Notes for a Radio Show About the End of the World - An Essay by Bill Morelock

by Bill Morelock, Minnesota Public Radio
July 16, 2012

St. Paul, Minn. — In 1965, Walker Percy published an essay called Notes for a Novel about the End of the World. It was a purely philosophical piece, but Percy must have been percolating notions about an application of the idea, since the framework he laid out became the novel Love in the Ruins a few years later.

Since Apocalypse is a perennial spectator (speculator?) sport — ironic notion, that — I wondered if we might not sketch out something similar for a radio show. Again, purely theoretical, but if the notes turn out to be a practical blueprint for an actual broadcast artifact, so be it.

First, a clarification, this is not a 2012 Mayan calendar end of the world we're talking about, or a rapture, or a nuclear exchange. It's an unnamed something, the aftermath (or the midst) of which includes a certain hunkering down, a complicated negotiation with environments both cultural and natural, and — as in Percy's essay and novel — with the requisite vines coming up in the cracks of shopping mall parking lots.

Instead, we'll call it the end of a certain world, and such endings happen all the time, with ever greater frequency. The end of certain habits of thought kept alive within the bright, warm, but impermanent nest of the Zeitgeist. Made of cultural materials analogous to straw, that haven's built to fail at the first vandalizing zephyr.

So if you want to hold on to ways of thinking that already feed you, move you, make you laugh, marvel, exult (or you want to find them) — best to build with brick, and keep the New and Newer cooling their heels in a skeptical outbuilding until you can determine whether they really have anything to recommend them.
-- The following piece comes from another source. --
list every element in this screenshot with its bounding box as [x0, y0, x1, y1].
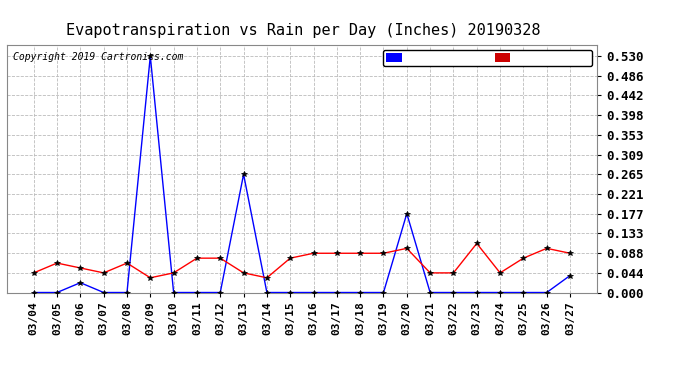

Let's not go too far afield and say the program involved classical music. There's bedrock below it, a solid if modest structure hundreds and hundreds of years old. But there's this difference: the music is part of a mosaic of art forms, playing a crucial role in the overall effect, but not the focus. This seems reasonable, if only because it reflects "reality," which is mixed — hopelessly or triumphantly, depending on your view. The content of the mix may vary — poetry, history, the aesthetics of sculpture, cocktail recipes, baseball statistics, sonatas in a minor key. A mixed mix. Whimsy chooses and orders, and the result is probably less chaotic than it sounds. The mere form of a radio show bottles up, attenuates the natural urge towards complexity.

The host, falling short of a complex ideal, might compensate with tangent, qualification, wandering, backtracking. Think Jack Paar, armed with Brahms, Yeats, Jonas Salk ("Would you patent the sun?"), Chaucer, Klimt, Ruth, Gherig, Cervantes, and Perotin the Great, instead of celebrity guests.

This is a radio show of strong joy and abiding sadness. It's about the end of the world, after all. Sadness is more or less organic to the enterprise. And it's a strenuous, bracing exercise. We're building something, after all. I'm not completely sure what it is. But I imagine it's something essential to the operation of our individual (and therefore solitary) psyches as we face this end, or ending. It's serious play, and it's a carnival of study. Generous, generative, joyous, and full of love and grief. It's a place to live for the long term. I wish there were an app for that. But there's not.